(Bloomberg) -- China’s slowing economy and clogged policy transmission are adding to the urgency of a reform of the country’s interest rates in order to lower borrowing costs.
With the economy about to post the slowest pace in years, economists from Bank of China Ltd to Citigroup Inc (NYSE:C) and Everbright Securities expect the central bank to accelerate a long-mulled revamp to simplify the complex array of interest rates.
“The need to reduce real borrowing costs for companies and lift domestic demand is pressing, but the room for more easing is limited,” said Fan Ruoying, an analyst at the Bank of China’s Institute of International Finance in Beijing.
The dilemma gives policy makers little choice but to push for the so-called market-oriented reform of interest rates, she said, hoping to “unclog the transmission and make stimulus measures pass through better.”
A State Council meeting on June 26 discussed how to deepen the interest rate reform as part of the efforts to lower borrowing costs this year, indicating the plan is in the last stages.
Policy makers are struggling to generate demand for bank loans as growth slows, partly because of the shortcomings of the current two-track interest rate system. Amid concerns that broad easing via cuts to the benchmark one-year lending rate could weaken the yuan and inflate asset bubbles, officials have kept that rate on hold and instead funneled cheaper liquidity to banks -- without that cash being able to flow readily to the real economy.

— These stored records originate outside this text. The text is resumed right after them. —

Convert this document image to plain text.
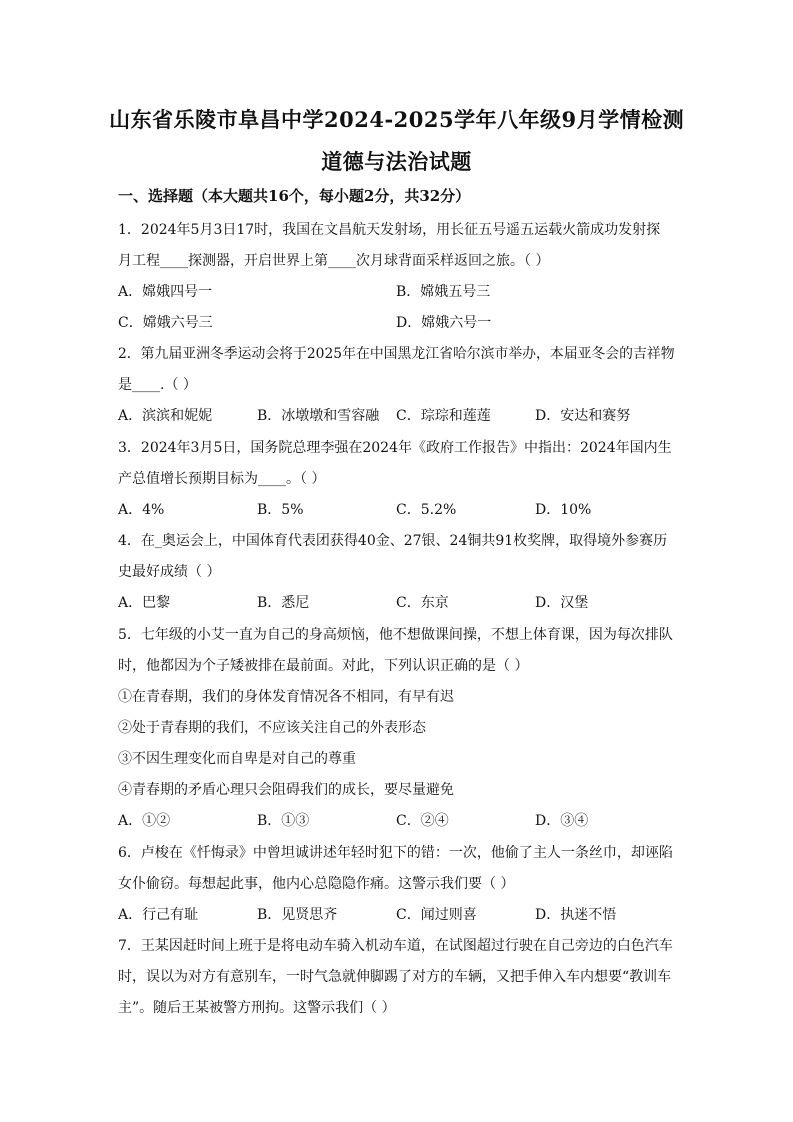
山东省乐陵市阜昌中学2024-2025学年八年级9月学情检测
道德与法治试题
一、选择题（本大题共16个，每小题2分，共32分）
1．2024年5月3日17时，我国在文昌航天发射场，用长征五号遥五运载火箭成功发射探
月工程____探测器，开启世界上第____次月球背面采样返回之旅。（ ）
A．嫦娥四号一	B．嫦娥五号三
C．嫦娥六号三	D．嫦娥六号一
2．第九届亚洲冬季运动会将于2025年在中国黑龙江省哈尔滨市举办，本届亚冬会的吉祥物
是____.（ ）
A．滨滨和妮妮	B．冰墩墩和雪容融 C．琮琮和莲莲	D．安达和赛努
3．2024年3月5日，国务院总理李强在2024年《政府工作报告》中指出：2024年国内生
产总值增长预期目标为____。（ ）
A．4%	B．5%	C．5.2%	D．10%
4．在_奥运会上，中国体育代表团获得40金、27银、24铜共91枚奖牌，取得境外参赛历
史最好成绩（ ）
A．巴黎	B．悉尼	C．东京	D．汉堡
5．七年级的小艾一直为自己的身高烦恼，他不想做课间操，不想上体育课，因为每次排队
时，他都因为个子矮被排在最前面。对此，下列认识正确的是（ ）
①在青春期，我们的身体发育情况各不相同，有早有迟
②处于青春期的我们，不应该关注自己的外表形态
③不因生理变化而自卑是对自己的尊重
④青春期的矛盾心理只会阻碍我们的成长，要尽量避免
A．①②	B．①③	C．②④	D．③④
6．卢梭在《忏悔录》中曾坦诚讲述年轻时犯下的错：一次，他偷了主人一条丝巾，却诬陷
女仆偷窃。每想起此事，他内心总隐隐作痛。这警示我们要（ ）
A．行己有耻	B．见贤思齐	C．闻过则喜	D．执迷不悟
7．王某因赶时间上班于是将电动车骑入机动车道，在试图超过行驶在自己旁边的白色汽车
时，误以为对方有意别车，一时气急就伸脚踢了对方的车辆，又把手伸入车内想要“教训车
主”。随后王某被警方刑拘。这警示我们（ ）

Policy makers have long telegraphed their intention to reform the system, and the situation became more pressing this month when the overnight repo rate fell to the lowest level since at least 2003, breaking the floor of the central bank’s interest rates corridor.

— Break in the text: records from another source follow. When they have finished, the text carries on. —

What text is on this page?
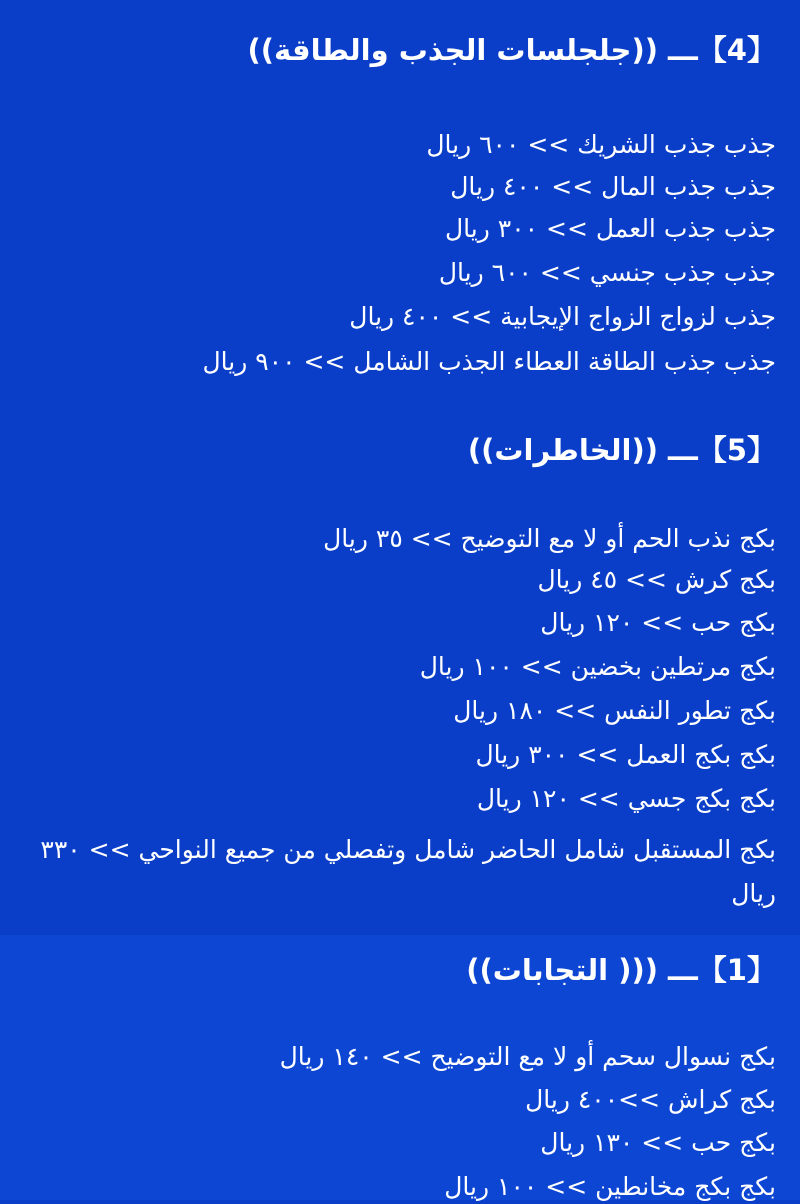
【4】ـــ ((جلجلسات الجذب والطاقة))
جذب جذب الشريك >> ٦٠٠ ريال
جذب جذب المال >> ٤٠٠ ريال
جذب جذب العمل >> ٣٠٠ ريال
جذب جذب جنسي >> ٦٠٠ ريال
جذب لزواج الزواج الإيجابية >> ٤٠٠ ريال
جذب جذب الطاقة العطاء الجذب الشامل >> ٩٠٠ ريال
【5】ـــ ((الخاطرات))
بكج نذب الحم أو لا مع التوضيح >> ٣٥ ريال
بكج كرش >> ٤٥ ريال
بكج حب >> ١٢٠ ريال
بكج مرتطين بخضين >> ١٠٠ ريال
بكج تطور النفس >> ١٨٠ ريال
بكج بكج العمل >> ٣٠٠ ريال
بكج بكج جسي >> ١٢٠ ريال
بكج المستقبل شامل الحاضر شامل وتفصلي من جميع النواحي >> ٣٣٠ ريال
【1】ـــ ((( التجابات))
بكج نسوال سحم أو لا مع التوضيح >> ١٤٠ ريال
بكج كراش >>٤٠٠ ريال
بكج حب >> ١٣٠ ريال
بكج بكج مخانطين >> ١٠٠ ريال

“The issue now is that monetary policy isn’t being transmitted effectively, and the interest rates for loans remain high,” said Wang Yifeng, analyst at Everbright Securities Co. in Beijing.
For now, details about the reform are scarce, but clues are available in officials’ comments. PBOC Governor Yi Gang indicated in May that the PBOC will likely scrap the benchmark lending rate while keeping the deposit rate in the early stages of the reform.
Policy makers will likely make the Loan Prime Rate -- the price banks offer to their best clients -- more closely linked to the rate of PBOC’s mid-term loans, or the Medium-term Lending Facility, according to Everbright’s Wang.